Ofenwarme Brötchen fürs Sonntagsfrühstück

Gestern war mir nach Brötchen backen (Vorbereiten fürs Backen) fürs Sonntagfrühstück.

Mal wieder eine Premiere - das Rezept ausprobieren meine ich, nicht Brötchen auf dem Frühstückstisch.

Gestern abend die Brötchen vorgeformt in eine mit Backpapier ausgelegte Springform gelegt und über Nacht in den Kühlschrank gestellt.

Heute morgen nur noch in den Ofen geschoben, Kaffee und Tee gekocht, den Tisch grfrvkt, beim Brötchenrausnehmen die Finger verbrannt und die fluffigen Brötchen zum Genießen bereit.


Hier die "Rohlinge" wie sie aus dem Kühlschrank gekommen sind.
Ich hatte noch einen Rest Roggenmehl (ca. 1/3 der Mehlmenge) und habe mit  550er Weizenmehl (nehme ich für alles) aufgefüllt.
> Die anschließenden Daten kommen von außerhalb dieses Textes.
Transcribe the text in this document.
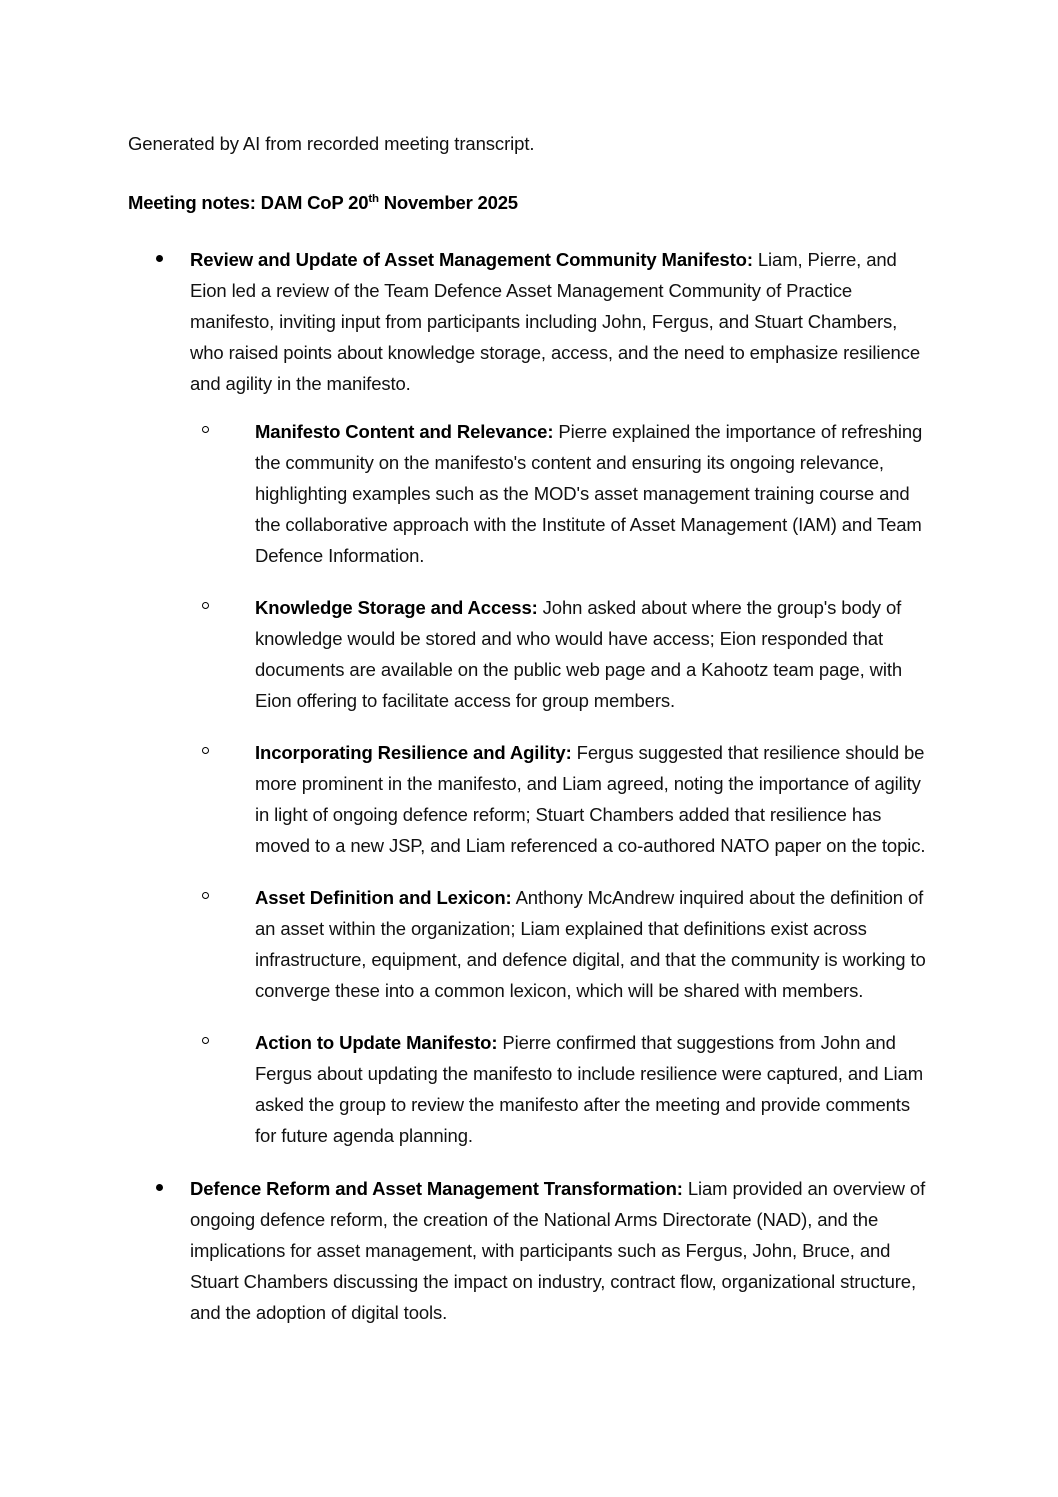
Generated by AI from recorded meeting transcript.

Meeting notes: DAM CoP 20th November 2025

Review and Update of Asset Management Community Manifesto: Liam, Pierre, and Eion led a review of the Team Defence Asset Management Community of Practice manifesto, inviting input from participants including John, Fergus, and Stuart Chambers, who raised points about knowledge storage, access, and the need to emphasize resilience and agility in the manifesto.
Manifesto Content and Relevance: Pierre explained the importance of refreshing the community on the manifesto's content and ensuring its ongoing relevance, highlighting examples such as the MOD's asset management training course and the collaborative approach with the Institute of Asset Management (IAM) and Team Defence Information.
Knowledge Storage and Access: John asked about where the group's body of knowledge would be stored and who would have access; Eion responded that documents are available on the public web page and a Kahootz team page, with Eion offering to facilitate access for group members.
Incorporating Resilience and Agility: Fergus suggested that resilience should be more prominent in the manifesto, and Liam agreed, noting the importance of agility in light of ongoing defence reform; Stuart Chambers added that resilience has moved to a new JSP, and Liam referenced a co-authored NATO paper on the topic.
Asset Definition and Lexicon: Anthony McAndrew inquired about the definition of an asset within the organization; Liam explained that definitions exist across infrastructure, equipment, and defence digital, and that the community is working to converge these into a common lexicon, which will be shared with members.
Action to Update Manifesto: Pierre confirmed that suggestions from John and Fergus about updating the manifesto to include resilience were captured, and Liam asked the group to review the manifesto after the meeting and provide comments for future agenda planning.
Defence Reform and Asset Management Transformation: Liam provided an overview of ongoing defence reform, the creation of the National Arms Directorate (NAD), and the implications for asset management, with participants such as Fergus, John, Bruce, and Stuart Chambers discussing the impact on industry, contract flow, organizational structure, and the adoption of digital tools.
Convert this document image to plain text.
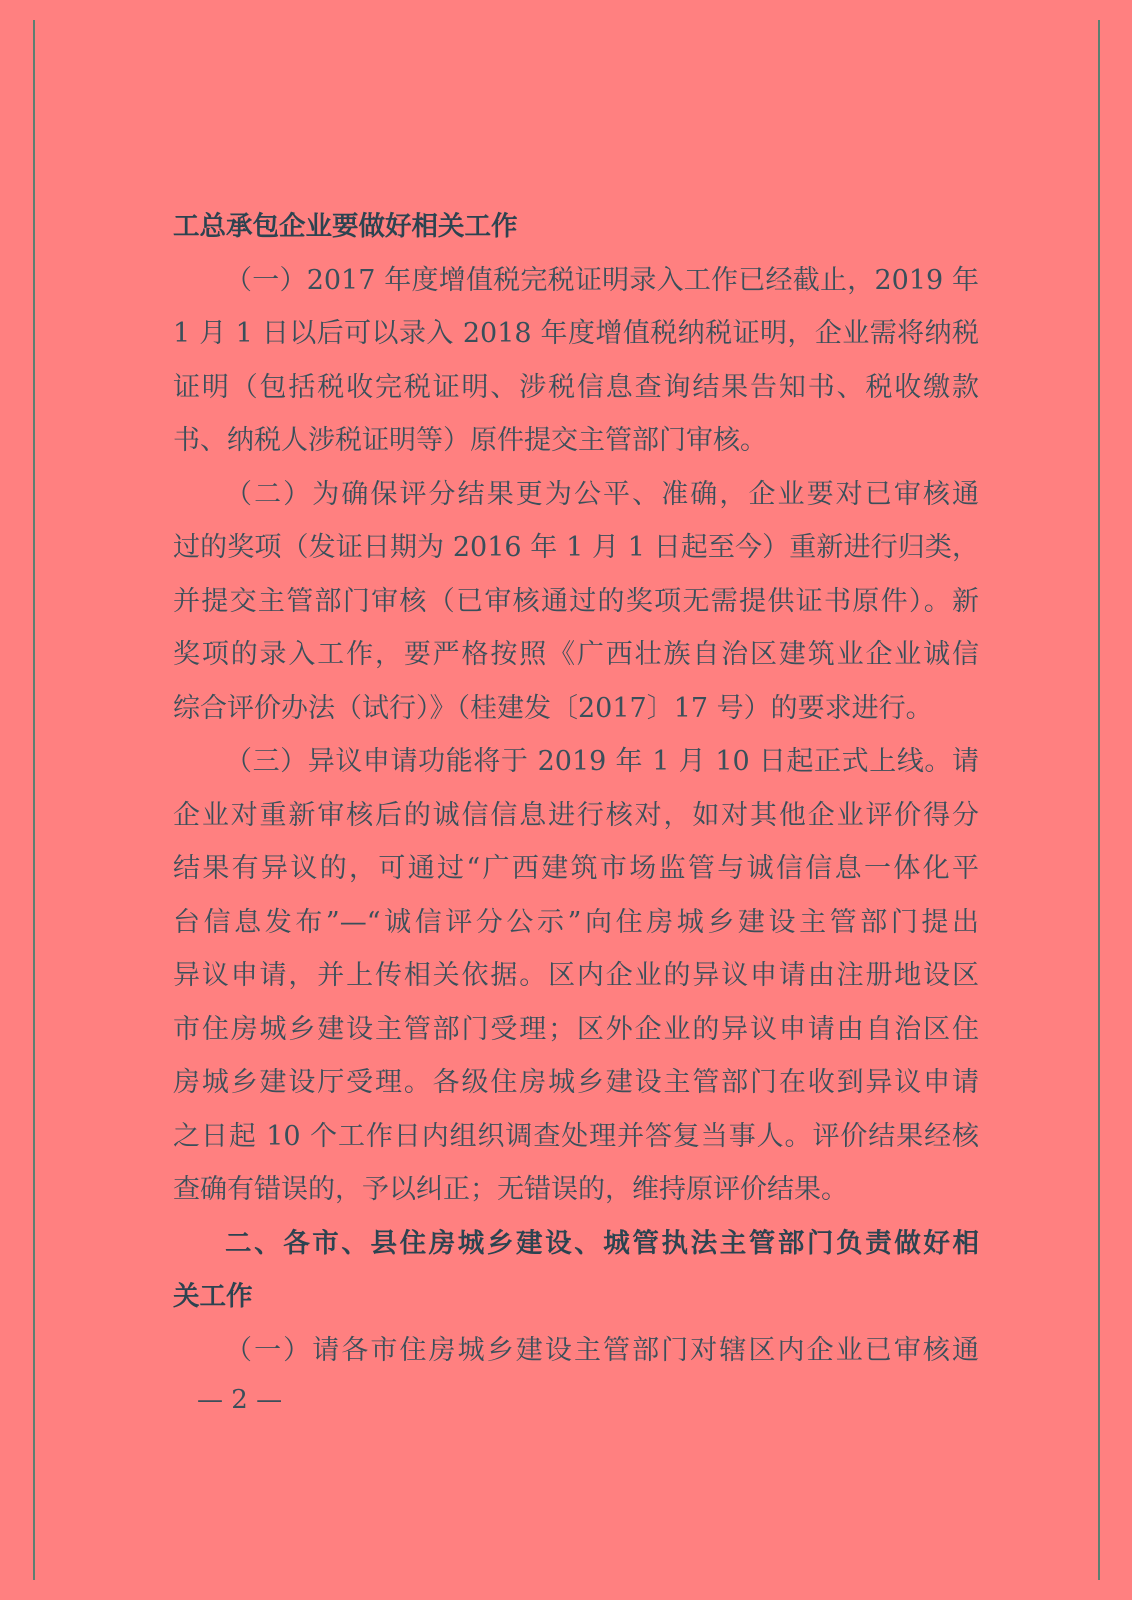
工总承包企业要做好相关工作
（一）2017 年度增值税完税证明录入工作已经截止，2019 年
1 月 1 日以后可以录入 2018 年度增值税纳税证明，企业需将纳税
证明（包括税收完税证明、涉税信息查询结果告知书、税收缴款
书、纳税人涉税证明等）原件提交主管部门审核。
（二）为确保评分结果更为公平、准确，企业要对已审核通
过的奖项（发证日期为 2016 年 1 月 1 日起至今）重新进行归类，
并提交主管部门审核（已审核通过的奖项无需提供证书原件）。新
奖项的录入工作，要严格按照《广西壮族自治区建筑业企业诚信
综合评价办法（试行）》（桂建发〔2017〕17 号）的要求进行。
（三）异议申请功能将于 2019 年 1 月 10 日起正式上线。请
企业对重新审核后的诚信信息进行核对，如对其他企业评价得分
结果有异议的，可通过“广西建筑市场监管与诚信信息一体化平
台信息发布”—“诚信评分公示”向住房城乡建设主管部门提出
异议申请，并上传相关依据。区内企业的异议申请由注册地设区
市住房城乡建设主管部门受理；区外企业的异议申请由自治区住
房城乡建设厅受理。各级住房城乡建设主管部门在收到异议申请
之日起 10 个工作日内组织调查处理并答复当事人。评价结果经核
查确有错误的，予以纠正；无错误的，维持原评价结果。
二、各市、县住房城乡建设、城管执法主管部门负责做好相
关工作
（一）请各市住房城乡建设主管部门对辖区内企业已审核通
— 2 —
Die Brötchen nach dem Auseinanderzupfen.
Dabei habe ich mir die Finger verbrannt - könnte es wieder nicht abwarten.
Dazu gab es rohgerührte schwarze Johannisbeermarmelade und den selbstgemachten Fleischsalat. 

Der Link zum Brötchenrezept.


Rettungsmaßnahme, die Zweite:


Das nicht gelierte Johannisbeergelee mit 500 g pürierten Brombeeren aus dem Garten und 500 g Bio-Gelierzucker nochmals gekocht.
Mich stören die Kerne nicht, mag es gerne etwas stückig.
Bin nicht der Gelee-Fan.
Deshalb wird das mißglückte Gelee auch hemmungslos in Marmelade "umgekocht".

1 Kommentar:

  1. So ist's richtig. Ich hatte letztes Jahr auch Holunderblütengelee gekocht. Aber GELEE wurde es ja nie. Zügig zu kühlem Sekt genossen. Herrlich!